Radiation-induced Cell Death and Its Mechanisms

Abstract

With rapid technical advances, ionizing radiation has been put into wider application in ordinary living, with the worst cytological effect on the human body being cell death. Moreover, according to the Nomenclature Committee on Cell Death, the method of radiation-induced cell death, usually classified as interphase and proliferative death, undergoes more detailed classifications oriented by its molecular mechanism. Elaborating its mode and molecular mechanism is crucial for the protection and treatment of radiation injury, as well as the radiotherapy and recovery of tumors. Varying with the changes of the radiation dose and the environment, the diverse targets and pathways of ionizing radiation result in various cell deaths. This review focuses on classifications of radiation-induced cell death and its molecular mechanism. We also examine the main characteristics of ionizing radiation-induced cell death. The modes of radiation-induced cell death can be classified as apoptosis, necrosis, autophagy-dependent cell death, pyroptosis, ferroptosis, immunogenic cell death, and non-lethal processes. Once the dose is high enough, radiation effects mostly appear as destructiveness ("destructiveness" is used to describe a situation in which cells do not have the opportunity to undergo a routine death process, in which case high-dose radiation works like a physical attack). This breaks up or even shatters cells, making it difficult to find responses of the cell itself.
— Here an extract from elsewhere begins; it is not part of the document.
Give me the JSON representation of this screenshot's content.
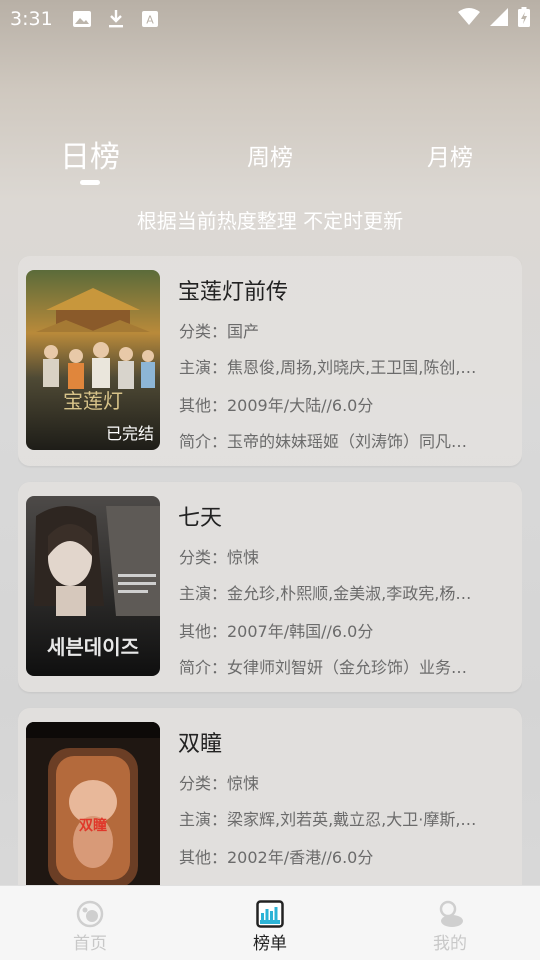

Due to diversities concerning cell phenotypes, phases of cell cycle, radiation dose, and even cellular subregions, various methods of cell death occur, which are difficult to identify and classify. Additionally, the existence of common initial activation and signaling molecules among all kinds of cell deaths, as well as sophisticated crossways in cellular molecules, makes it more laborious to distinguish and classify various cell deaths.

Fig. 1

Signaling pathways involved in radiation-induced apoptosis. After being induced by radiation, the initiation of apoptosis is mainly activated by two different pathways, intrinsic and extrinsic, both of which ultimately complete apoptosis by activating the execution pathway. Additionally, ionizing radiation can promote apoptosis in other two ways, P53 and SAPK/JNK pathways.

Fig. 2

Signaling pathways involved in radiation-induced necroptosis. According to the key executive molecules, cell necrosis can be divided into "MPT (mitochondrial permeability transition)-driven necrosis," "necroptosis," and "Parthanatos."

Fig. 3

Signaling pathways involved in radiation-induced autophagy-dependent cell death. The initiation of classical autophagy pathway is mainly accomplished by the interaction of mammalian target of rapamycin complex 1(mTORC1) and ULK 1 (Atg 1) complex. Moreover, there is an atypical cell autophagy called Mitochondrial autophagy (Mitophagy), whose pathway is mainly dependent or independent of the interaction of PINK1 (a mitochondrial-specific kinase), PARKIN and E3 ubiquitin ligase.

Fig. 4

Signaling pathways involved in radiation-induced pyroptosis and ferroptosis. Various pathways induce ferroptosis directly or indirectly by affecting the activity of glutathione peroxidase(GPXs). These pathways include system Xc-, P53, GPX4, transportation of voltage-dependent anion channels/VDACs, methionine sulfur transfer pathway, heme oxygenase 1/HO-1, and the internal iron source of transferrin.